Monday, August 24, 2009
Some family stories become folklore. Legend. This will be one of them. Truth can be stranger than fiction. You can’t make this stuff up.
Ordinary days become locked in time. Coincidences become appointments. Grandma Elaine tells the story. But apart from a last minute child-care assignment, a prayer meeting called by minors, a cell phone, an alert neighbor, and a wonder drug, the eighty two year old woman would have had her last conversation on July 17 of this year.
The two moms, also sisters, often collaborate. The cousins spend a lot of time together, and it is convenient that Stephanie Mechem and Pam Ellis’s mother lives the next town over. They call on her often to watch the children on any given day. But this day would be anything but ordinary.
As Blake (8), Sara (8) and Ireland (5) chatted with their grandmother, Elaine laughed and teased like always. Stephanie and Pam ran their errands. It was nearly suppertime when Grandma Elaine, seated on the couch, stopped talking. She sat, semi-conscious, immobile as the three children played.
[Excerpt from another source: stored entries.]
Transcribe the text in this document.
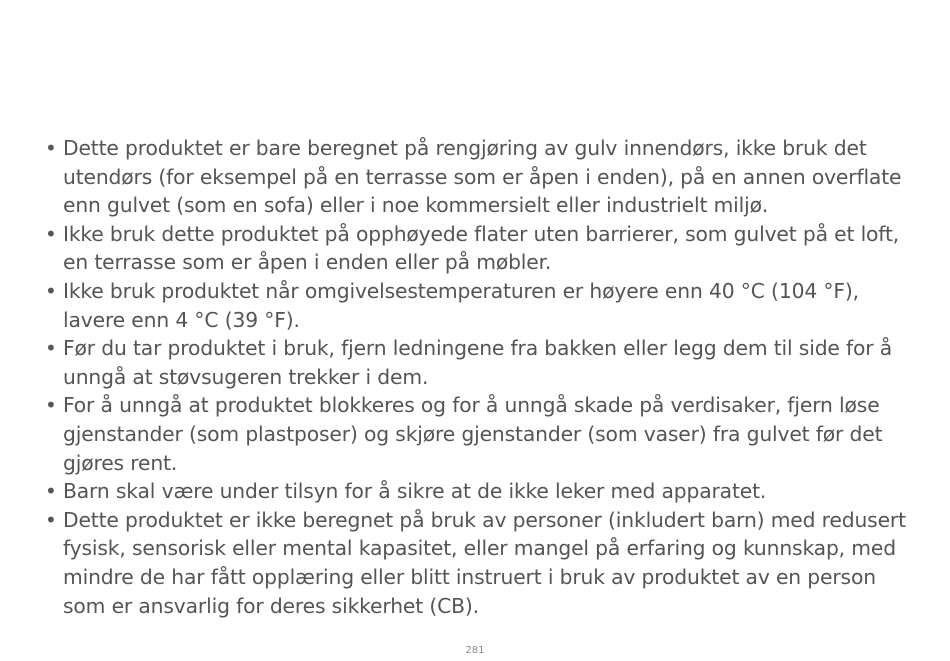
• Dette produktet er bare beregnet på rengjøring av gulv innendørs, ikke bruk det utendørs (for eksempel på en terrasse som er åpen i enden), på en annen overflate enn gulvet (som en sofa) eller i noe kommersielt eller industrielt miljø.
• Ikke bruk dette produktet på opphøyede flater uten barrierer, som gulvet på et loft, en terrasse som er åpen i enden eller på møbler.
• Ikke bruk produktet når omgivelsestemperaturen er høyere enn 40 °C (104 °F), lavere enn 4 °C (39 °F).
• Før du tar produktet i bruk, fjern ledningene fra bakken eller legg dem til side for å unngå at støvsugeren trekker i dem.
• For å unngå at produktet blokkeres og for å unngå skade på verdisaker, fjern løse gjenstander (som plastposer) og skjøre gjenstander (som vaser) fra gulvet før det gjøres rent.
• Barn skal være under tilsyn for å sikre at de ikke leker med apparatet.
• Dette produktet er ikke beregnet på bruk av personer (inkludert barn) med redusert fysisk, sensorisk eller mental kapasitet, eller mangel på erfaring og kunnskap, med mindre de har fått opplæring eller blitt instruert i bruk av produktet av en person som er ansvarlig for deres sikkerhet (CB).
281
“Grandma!” called Blake. No reply. Eyes open, she stared into nothingness.
“Grandma!” Sara repeated. Still nothing. “Wake up!” No response.
Frightened, the children began to cry. It was Ireland, the youngest, who said, “We need to pray.”
So the three of them left grandma for a few moments and went into the bedroom where, shaking with fear, through their tears, they held hands and addressed the living God. They prayed for their grandmother. They asked God to help them to know what to do. They hugged on each other. Cousins with a task ahead. A role to play. A mission.
That’s when they moved into action.
“We’ve got to call 9-1-1,” Blake said.
Later, Grandma Elaine said that all the while, she was conscious of the children. She heard them calling to her. She tried to reply. She could not. She heard them pray. It was a severe stroke. It paralyzed her body and her face. Though the children could not tell, she could see. She could hear. As she witnessed their response, helpless, motionless on the couch, she was filled with emotion. But it had nowhere to go. The only evidence was a tear falling from her vacant eye.
Young Blake dialed the number. The attendant responded skillfully. Later, Sara’s dad, Dave Mechem, would hear the recording of the call at the Fire Station. “It was incredible,” he said. Because it was a mobile phone, the emergency officer could not trace it. Blake and Sara needed to find a way to explain how to find Grandma’s apartment. Blake ran down the hall with a key to the mailbox, hoping to find a letter with the address. A neighbor noticed the panic stricken boy, and asked if he could help. Soon he was on the line, and the medics appeared within minutes.
It is a three-hour window for stroke victims. The medics had Grandma Elaine in the emergency room well within that time frame, and administered the powerful drug that broke up the clots and restored circulation in her brain, soon enough that within a day or two, after lots more prayer from family and friends who were alerted near and far, she was speaking clearly and laughing with her arms around the children who did the right thing.
It is a sweet picture in my mind, three young children hanging on to each other in Grandma’s bedroom, shaking with fear and little five year old Ireland calling for prayer with their grandmother helpless in the next room listening in.
The reunion caught the attention of the hospital staff, and then the media. The story has been highlighted in print and on television.
It has been a bright light witness to family and good parenting and ready access to heaven.
The on-duty nurse said it straight. If grandma had been home alone that day, she would have gone for hours unnoticed. The tests indicated that the stroke was massive. It would have either resulted in her death or taken her capacity for speech and mobility away for the rest of her life.
The paper quoted little Ireland. “We prayed to God. We prayed to Grandpa, too. We asked them to make sure that Grandma would be OK.”